# to get sick



## sawyeric1

F. A puppy needs shots
גור צריך זריקות

M. Shots for what?
?זריקות למה

F. So it won’t get sick. Just like you get shots
כדי שהוא לא יהיה חולה. בדיוק כמו שאתה מקבל זריקות

If you can use יהיה to mean "will get", how do you express it in the present tense, since the verb "to be" is not used then? How would you say, "He's getting sick"? Because if you just say "הוא חולה", it will mean "He's sick". 

Thanks


----------



## aavichai

You can say
הוא נהיה חולה
הוא מתחיל להיות חולה


----------



## sawyeric1

Pealim only shows the verb נהיה conjugated in the past tense, which does not seem to make any sense. So how is it able to be used as a present tense form, and how would the past form of that be constructed - "He was getting sick"?


----------



## Drink

I think it can be present tense.
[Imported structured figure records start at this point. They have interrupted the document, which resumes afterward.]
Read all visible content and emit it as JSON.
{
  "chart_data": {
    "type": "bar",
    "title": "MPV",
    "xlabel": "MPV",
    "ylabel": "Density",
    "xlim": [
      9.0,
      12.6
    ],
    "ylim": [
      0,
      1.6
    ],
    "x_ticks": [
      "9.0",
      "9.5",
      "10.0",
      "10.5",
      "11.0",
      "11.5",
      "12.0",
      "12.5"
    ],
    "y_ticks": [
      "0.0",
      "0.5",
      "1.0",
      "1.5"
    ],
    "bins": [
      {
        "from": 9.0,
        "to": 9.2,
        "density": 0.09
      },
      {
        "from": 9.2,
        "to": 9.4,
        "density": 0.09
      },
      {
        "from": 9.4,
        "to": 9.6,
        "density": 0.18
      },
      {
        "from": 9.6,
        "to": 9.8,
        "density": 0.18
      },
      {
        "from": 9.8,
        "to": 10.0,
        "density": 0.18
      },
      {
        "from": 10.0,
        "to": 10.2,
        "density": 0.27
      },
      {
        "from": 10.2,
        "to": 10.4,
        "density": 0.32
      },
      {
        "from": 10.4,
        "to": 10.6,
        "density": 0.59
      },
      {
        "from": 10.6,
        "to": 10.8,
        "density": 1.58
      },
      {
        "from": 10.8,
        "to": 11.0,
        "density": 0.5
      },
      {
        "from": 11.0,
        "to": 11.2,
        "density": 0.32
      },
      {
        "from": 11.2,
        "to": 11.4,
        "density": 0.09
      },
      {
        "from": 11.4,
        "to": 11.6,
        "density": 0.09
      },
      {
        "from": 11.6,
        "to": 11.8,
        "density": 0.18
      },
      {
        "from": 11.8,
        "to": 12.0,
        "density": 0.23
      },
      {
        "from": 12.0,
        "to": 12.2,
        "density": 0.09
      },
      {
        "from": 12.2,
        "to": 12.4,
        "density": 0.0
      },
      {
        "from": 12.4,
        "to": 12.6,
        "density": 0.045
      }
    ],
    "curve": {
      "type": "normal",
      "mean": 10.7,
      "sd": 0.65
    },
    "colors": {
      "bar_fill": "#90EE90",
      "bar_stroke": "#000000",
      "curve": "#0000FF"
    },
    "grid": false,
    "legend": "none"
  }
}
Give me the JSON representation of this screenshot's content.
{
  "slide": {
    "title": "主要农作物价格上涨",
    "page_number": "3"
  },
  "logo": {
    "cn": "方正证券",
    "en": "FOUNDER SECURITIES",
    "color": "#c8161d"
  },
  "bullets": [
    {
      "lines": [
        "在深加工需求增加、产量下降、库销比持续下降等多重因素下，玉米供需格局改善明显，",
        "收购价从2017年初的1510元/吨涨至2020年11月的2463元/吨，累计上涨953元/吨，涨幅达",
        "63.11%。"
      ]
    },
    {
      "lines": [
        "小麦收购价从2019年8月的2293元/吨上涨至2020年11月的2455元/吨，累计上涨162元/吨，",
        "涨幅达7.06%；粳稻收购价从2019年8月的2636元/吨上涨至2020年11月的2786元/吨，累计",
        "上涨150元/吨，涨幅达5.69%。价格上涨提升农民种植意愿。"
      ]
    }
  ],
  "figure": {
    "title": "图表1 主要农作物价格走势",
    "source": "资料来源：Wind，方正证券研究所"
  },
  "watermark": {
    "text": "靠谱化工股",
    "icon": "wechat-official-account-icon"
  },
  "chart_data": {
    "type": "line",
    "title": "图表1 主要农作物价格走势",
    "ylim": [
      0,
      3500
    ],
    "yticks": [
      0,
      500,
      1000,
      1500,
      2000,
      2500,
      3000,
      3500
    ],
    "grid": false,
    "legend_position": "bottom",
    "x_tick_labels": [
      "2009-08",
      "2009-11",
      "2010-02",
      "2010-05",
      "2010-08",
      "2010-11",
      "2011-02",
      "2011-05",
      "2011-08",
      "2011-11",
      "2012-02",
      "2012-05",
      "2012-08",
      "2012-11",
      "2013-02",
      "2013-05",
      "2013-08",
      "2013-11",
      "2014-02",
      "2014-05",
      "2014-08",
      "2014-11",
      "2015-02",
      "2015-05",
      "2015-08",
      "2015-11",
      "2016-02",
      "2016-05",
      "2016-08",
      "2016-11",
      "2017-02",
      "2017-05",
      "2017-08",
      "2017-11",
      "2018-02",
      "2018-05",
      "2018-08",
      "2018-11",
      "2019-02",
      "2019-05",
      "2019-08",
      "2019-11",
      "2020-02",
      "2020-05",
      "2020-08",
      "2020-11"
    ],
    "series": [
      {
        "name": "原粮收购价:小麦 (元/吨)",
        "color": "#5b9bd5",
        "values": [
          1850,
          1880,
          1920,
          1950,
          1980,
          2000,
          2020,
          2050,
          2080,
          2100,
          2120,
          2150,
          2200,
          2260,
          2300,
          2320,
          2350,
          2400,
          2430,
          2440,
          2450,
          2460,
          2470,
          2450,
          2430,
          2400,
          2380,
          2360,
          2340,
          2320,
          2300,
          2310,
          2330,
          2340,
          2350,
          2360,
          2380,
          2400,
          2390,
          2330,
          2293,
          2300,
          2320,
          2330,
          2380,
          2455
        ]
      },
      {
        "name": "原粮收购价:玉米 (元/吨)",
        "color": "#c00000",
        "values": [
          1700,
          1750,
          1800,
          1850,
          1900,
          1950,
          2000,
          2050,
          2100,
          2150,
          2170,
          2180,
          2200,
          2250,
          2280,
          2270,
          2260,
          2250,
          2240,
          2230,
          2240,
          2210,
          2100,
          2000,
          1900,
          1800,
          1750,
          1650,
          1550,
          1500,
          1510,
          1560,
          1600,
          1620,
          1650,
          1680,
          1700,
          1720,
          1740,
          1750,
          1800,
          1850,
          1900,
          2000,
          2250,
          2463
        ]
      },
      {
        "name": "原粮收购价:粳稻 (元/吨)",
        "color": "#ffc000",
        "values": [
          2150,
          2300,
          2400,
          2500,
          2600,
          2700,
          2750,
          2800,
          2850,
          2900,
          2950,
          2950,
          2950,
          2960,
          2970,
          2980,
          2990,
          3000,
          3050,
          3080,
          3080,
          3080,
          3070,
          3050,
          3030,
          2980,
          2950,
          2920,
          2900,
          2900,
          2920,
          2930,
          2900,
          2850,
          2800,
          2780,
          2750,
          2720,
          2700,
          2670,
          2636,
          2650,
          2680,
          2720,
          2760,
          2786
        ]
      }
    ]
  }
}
Pealim.com is not perfect. But it probably really does have no future, imperative, or infinitive.


----------



## shalom00

To be a little more precise, it is a passive present.


----------



## utopia

נִהְיָה in the past

נִהְיֶה in the present


----------



## shalom00

Right.


----------



## utopia

But in colloquial Hebrew no one makes the difference between them. Only נִהְיָה is used


----------



## utopia

And it usually sounds like NIYA


----------



## Drink

Interestingly, in Mishnaic Hebrew נִהְיָה was also the vocalization for both the past and present.


----------



## sawyeric1

Would you say נהיה היה then similar to יכול היה to express it in the past?


----------



## oopqoo

Nope, I'm pretty sure you can only have a noun or adjective after נהיה, and here היה is a verb. However you could say (at least in colloquial) היה נהיה when you've got a conditional sentence like:
אם הייתי מביך אותו מול כולם הוא היה נהיה אדום.

Expressing "he got sick" and "he's getting sick" would be the same (in colloquial) and you'd have to add a time expression to indicate the tense:
הוא נהיה חולה אתמול
הוא נהיה חולה ממש ברגעים אלו


----------